Local government entities across the state spend millions of taxpayer dollars every legislative session hiring lobbyists – unbeknownst to the taxpayers footing the bill – to advocate for and against reforms in the legislature. While some municipalities bury the contracts for such services deep within some nebulous online archive, some don’t even go that far, meaning that taxpayers for many local governments across the state have no idea what kind of policy positions they are forced to fund advocacy efforts for – or how much of their money is spent on these efforts.
Often, the motivation for shrouding these efforts is an obvious one: the lobbyists are hired to protect local governments’ taxing and regulatory authority over their respective jurisdictions. Obtaining these records, just as well, can be time-consuming and expensive; which prevents everyday citizens from obtaining relevant information about their local governments’ activities.

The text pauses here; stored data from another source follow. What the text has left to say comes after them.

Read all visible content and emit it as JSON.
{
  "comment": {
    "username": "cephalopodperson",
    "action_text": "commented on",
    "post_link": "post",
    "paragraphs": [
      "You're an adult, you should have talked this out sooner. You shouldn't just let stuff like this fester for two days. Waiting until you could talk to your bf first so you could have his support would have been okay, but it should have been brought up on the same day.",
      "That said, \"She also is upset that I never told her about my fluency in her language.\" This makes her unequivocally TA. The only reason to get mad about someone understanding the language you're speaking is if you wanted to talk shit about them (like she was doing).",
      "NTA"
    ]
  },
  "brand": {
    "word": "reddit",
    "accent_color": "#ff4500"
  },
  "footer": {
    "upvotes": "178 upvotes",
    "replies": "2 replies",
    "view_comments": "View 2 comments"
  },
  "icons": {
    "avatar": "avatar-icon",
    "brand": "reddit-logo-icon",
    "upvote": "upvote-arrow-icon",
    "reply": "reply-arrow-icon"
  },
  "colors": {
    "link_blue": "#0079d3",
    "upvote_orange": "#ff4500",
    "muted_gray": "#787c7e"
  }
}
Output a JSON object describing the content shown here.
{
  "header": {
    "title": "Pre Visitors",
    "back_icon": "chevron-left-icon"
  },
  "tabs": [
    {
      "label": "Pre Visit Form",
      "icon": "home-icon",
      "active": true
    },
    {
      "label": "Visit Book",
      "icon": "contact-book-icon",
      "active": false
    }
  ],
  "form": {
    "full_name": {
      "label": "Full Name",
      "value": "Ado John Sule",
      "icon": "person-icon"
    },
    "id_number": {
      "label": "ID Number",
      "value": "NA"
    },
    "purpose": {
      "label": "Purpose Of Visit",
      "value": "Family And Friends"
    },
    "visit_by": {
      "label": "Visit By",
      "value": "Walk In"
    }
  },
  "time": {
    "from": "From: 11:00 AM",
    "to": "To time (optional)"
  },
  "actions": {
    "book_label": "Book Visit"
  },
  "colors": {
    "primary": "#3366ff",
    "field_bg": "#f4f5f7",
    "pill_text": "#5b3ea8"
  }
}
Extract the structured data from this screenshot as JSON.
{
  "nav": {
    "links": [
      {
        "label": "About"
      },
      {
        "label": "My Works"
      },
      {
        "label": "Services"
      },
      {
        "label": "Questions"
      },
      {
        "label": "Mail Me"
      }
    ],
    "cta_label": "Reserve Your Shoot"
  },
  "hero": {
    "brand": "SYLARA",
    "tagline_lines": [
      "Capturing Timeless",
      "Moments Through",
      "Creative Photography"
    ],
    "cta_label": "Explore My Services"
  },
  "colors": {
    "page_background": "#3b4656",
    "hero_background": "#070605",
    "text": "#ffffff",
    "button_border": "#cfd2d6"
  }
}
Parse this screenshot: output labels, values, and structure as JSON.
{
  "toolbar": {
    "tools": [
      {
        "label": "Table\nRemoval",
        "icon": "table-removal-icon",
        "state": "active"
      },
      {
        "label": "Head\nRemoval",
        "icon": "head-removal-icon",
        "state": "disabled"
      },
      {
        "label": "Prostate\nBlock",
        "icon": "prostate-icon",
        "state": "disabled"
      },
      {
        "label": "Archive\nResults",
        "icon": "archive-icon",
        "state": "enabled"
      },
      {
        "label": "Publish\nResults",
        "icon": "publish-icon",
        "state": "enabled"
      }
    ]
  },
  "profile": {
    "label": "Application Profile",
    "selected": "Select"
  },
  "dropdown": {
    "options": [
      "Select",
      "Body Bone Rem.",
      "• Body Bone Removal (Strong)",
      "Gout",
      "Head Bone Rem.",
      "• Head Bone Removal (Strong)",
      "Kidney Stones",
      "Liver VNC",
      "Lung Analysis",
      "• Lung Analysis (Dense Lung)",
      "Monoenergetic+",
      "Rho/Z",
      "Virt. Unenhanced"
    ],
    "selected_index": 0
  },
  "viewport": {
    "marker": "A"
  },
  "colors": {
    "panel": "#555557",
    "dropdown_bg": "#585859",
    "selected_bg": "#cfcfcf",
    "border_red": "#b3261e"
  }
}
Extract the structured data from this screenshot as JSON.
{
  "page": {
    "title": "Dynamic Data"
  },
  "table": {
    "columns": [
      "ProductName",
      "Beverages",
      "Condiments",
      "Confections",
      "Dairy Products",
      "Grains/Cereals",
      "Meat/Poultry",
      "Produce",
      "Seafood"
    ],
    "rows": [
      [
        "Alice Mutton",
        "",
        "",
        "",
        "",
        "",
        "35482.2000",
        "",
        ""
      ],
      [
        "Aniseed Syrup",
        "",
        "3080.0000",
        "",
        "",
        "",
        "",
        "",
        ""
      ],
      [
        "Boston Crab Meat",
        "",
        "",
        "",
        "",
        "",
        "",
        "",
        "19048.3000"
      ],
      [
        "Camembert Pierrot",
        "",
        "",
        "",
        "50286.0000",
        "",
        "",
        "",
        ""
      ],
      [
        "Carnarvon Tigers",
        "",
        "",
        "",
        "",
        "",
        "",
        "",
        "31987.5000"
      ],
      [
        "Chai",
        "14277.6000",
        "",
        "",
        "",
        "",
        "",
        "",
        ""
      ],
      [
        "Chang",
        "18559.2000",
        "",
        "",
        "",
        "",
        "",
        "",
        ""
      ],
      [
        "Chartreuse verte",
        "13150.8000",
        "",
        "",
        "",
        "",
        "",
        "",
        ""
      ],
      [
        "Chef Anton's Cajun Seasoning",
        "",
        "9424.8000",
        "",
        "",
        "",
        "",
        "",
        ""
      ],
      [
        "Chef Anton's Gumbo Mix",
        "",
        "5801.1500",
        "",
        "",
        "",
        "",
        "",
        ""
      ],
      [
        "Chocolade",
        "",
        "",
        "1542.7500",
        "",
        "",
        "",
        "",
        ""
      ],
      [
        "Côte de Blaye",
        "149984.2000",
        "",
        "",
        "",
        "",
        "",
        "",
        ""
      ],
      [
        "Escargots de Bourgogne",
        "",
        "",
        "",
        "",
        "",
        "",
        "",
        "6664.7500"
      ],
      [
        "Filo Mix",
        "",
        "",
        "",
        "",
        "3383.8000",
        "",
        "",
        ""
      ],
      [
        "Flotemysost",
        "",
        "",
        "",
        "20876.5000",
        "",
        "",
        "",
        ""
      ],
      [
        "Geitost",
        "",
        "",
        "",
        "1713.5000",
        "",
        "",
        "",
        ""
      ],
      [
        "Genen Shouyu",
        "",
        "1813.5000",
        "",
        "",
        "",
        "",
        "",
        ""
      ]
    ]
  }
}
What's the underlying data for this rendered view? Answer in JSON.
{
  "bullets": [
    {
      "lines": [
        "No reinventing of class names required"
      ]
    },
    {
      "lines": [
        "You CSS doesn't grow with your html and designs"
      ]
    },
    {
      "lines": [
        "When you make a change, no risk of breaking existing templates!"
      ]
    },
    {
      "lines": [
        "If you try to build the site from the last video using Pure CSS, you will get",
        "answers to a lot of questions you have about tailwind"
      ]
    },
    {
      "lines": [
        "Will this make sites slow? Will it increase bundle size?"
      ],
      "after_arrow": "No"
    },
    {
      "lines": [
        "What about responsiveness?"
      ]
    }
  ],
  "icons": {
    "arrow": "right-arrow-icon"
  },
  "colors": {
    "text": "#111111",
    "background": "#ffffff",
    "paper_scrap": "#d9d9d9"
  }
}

Furthermore, because of the inherent obscurity surrounding these expenditures, it allows local officials to say one thing while doing another. Local officials can hire lobbyists to advocate for legislative reforms on their behalf that would make them unpopular with their constituents were they to publicly advocate for those positions – essentially allowing them to have their cake and eat it, as well, adding another layer of confusion to an already confounding information game come Election Day.
While an outright ban on tax-funded lobbying should be the ultimate goal, enacting simple disclosure requirements – about both the nature and the amount paid for advocacy work on behalf of local governments – in the short-term would bring an end to the patchwork quilt of regulations across the state and help clear the muddied waters in Texas’ local elections.
Taxpayers deserve to know – without painstaking effort – precisely what efforts they are being forced to fund.